Jeremy Corbyn has set out his vision for new business tax rates and how his party would differ in the management of tax and welfare systems for the self-employed should Labour win at the next general election.

While some policies were welcomed by industry, both the CBI and the Federation of Small Businesses (FSB) have highlighted a series of reservations regarding these changes.

CBI deputy director-general Josh Hardie said much of what the Labour leader said in his recent speech was to be commended, but there remains a risk that some policies could have the reverse of their desired effect.

"With such significant economic challenges ahead, the UK needs a strong opposition firing on all cylinders and providing progressive, practical new ideas," he stated.

"The focus on research and development, infrastructure and education is encouraging, but artificially hiking wages and changing corporation tax could be investment dampeners, not drivers."

Mr Hardie went on to add that the Labour Party has delivered a somewhat inconsistent message surrounding its vision for the future relationship between the state and industry.

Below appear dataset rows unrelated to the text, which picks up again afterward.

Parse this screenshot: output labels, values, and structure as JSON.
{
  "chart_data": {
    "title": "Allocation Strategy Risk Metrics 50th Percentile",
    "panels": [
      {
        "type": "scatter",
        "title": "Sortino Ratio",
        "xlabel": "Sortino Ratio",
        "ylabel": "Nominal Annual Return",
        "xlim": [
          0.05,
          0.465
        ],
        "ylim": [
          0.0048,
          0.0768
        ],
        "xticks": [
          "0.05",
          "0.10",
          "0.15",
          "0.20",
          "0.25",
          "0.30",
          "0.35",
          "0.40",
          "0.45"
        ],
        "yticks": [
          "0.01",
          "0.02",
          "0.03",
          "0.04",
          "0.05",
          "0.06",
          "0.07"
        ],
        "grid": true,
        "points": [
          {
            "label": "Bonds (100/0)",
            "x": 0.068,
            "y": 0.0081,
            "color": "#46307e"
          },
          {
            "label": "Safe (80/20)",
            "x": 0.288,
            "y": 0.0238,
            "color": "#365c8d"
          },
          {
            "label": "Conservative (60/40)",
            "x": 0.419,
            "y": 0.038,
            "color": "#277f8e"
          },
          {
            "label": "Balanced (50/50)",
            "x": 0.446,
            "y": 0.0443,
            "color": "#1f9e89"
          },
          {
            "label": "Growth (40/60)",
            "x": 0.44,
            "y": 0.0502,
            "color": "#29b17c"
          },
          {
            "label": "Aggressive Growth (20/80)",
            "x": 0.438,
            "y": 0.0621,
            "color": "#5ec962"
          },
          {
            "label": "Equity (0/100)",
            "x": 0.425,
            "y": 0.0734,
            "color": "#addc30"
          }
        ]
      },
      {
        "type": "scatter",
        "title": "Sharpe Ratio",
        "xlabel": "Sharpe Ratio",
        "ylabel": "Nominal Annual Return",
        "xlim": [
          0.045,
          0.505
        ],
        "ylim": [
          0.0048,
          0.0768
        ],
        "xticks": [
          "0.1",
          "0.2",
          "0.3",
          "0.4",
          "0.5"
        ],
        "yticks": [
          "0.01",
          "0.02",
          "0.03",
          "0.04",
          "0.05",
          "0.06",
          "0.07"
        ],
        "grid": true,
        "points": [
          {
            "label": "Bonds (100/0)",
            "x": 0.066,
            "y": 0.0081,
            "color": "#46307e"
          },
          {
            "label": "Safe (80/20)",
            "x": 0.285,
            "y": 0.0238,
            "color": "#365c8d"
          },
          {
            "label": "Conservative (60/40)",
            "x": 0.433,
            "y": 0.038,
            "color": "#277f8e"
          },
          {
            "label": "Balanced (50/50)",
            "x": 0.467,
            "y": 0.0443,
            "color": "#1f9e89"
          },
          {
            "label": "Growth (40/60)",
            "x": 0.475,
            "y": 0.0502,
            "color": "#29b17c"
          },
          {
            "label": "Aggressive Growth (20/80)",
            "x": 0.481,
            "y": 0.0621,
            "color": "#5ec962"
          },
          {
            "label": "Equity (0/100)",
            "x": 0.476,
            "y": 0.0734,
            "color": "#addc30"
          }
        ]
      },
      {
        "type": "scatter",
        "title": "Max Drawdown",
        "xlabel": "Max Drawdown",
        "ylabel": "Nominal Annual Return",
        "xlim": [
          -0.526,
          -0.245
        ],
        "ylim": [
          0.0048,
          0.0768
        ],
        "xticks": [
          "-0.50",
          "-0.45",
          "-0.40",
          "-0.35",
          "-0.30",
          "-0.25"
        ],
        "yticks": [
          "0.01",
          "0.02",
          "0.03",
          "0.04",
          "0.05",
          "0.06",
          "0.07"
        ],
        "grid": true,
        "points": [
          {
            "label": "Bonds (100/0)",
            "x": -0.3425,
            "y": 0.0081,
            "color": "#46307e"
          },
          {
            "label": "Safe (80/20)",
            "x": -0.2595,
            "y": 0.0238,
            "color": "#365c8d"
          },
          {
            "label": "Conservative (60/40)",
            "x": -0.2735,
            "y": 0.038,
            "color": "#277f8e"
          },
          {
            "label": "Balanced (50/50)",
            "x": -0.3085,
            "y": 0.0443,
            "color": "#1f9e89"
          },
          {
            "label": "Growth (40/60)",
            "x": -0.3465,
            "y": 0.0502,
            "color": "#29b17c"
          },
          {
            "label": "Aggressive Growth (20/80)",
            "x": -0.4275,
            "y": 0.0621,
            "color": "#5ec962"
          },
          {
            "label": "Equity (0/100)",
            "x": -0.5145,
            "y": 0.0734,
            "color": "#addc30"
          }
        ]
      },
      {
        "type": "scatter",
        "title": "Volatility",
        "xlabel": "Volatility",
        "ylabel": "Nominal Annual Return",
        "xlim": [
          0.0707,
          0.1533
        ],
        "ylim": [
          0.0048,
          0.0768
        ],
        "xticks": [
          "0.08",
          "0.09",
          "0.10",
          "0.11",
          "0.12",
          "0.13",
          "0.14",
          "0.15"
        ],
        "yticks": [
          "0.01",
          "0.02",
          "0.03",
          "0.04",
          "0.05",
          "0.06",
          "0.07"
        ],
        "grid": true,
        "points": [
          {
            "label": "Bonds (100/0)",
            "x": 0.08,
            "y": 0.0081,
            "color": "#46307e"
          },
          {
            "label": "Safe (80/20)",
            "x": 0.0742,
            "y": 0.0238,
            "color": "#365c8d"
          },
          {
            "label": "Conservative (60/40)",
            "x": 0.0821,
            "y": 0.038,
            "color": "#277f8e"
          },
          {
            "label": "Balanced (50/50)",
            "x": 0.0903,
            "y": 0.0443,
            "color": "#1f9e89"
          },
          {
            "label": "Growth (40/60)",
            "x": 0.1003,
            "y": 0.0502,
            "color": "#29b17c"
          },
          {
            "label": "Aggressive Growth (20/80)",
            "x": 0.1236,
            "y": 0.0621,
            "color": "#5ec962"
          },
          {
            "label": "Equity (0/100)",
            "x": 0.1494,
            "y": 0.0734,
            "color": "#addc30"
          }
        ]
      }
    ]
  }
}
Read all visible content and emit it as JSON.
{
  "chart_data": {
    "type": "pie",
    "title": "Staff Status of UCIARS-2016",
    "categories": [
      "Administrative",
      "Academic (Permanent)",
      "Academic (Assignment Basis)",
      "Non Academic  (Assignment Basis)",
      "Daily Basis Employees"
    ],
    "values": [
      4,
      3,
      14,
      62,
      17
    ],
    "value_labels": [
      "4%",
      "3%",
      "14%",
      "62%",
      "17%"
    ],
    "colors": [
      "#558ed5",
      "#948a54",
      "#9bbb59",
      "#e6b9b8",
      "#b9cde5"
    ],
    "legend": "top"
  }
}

It is therefore essential that the discrepancies are "ironed out" before the country is asked to go to the polls and elect its next government.

He did state, however, the CBI supports many of the initiatives being discussed by the party and hopes it can play a part in ensuring future prosperity for businesses of all sizes should Labour prove successful in its bid to move into office.

Meanwhile, in response to proposed changes for the self-employed, national chairman of the FSB Mike Cherry argued that the ranks of the self-employed continue to swell in the current financial climate and therefore a focus on delivering the best deal possible for this group is essential.

"All parties need to find ways to support this vital and growing sector of the workforce to help them make an even greater contribution to the UK economy," Mr Cherry commented.

"We have developed a clear set of policy recommendations to boost the self-employed, which we will be selling in to this review and to the government's Autumn Statement.

"These include moves on access to finance, bringing parity on maternity support, which lags behind employees and reducing complexities within Universal Credit so that, for the first time, it addresses the needs of the self-employed."

Mr Cherry's comments follow an invitation from Mr Corbyn for the FSB to take part in an independent review into how the existing tax and welfare systems treat the self-employed compared to the employed in the UK.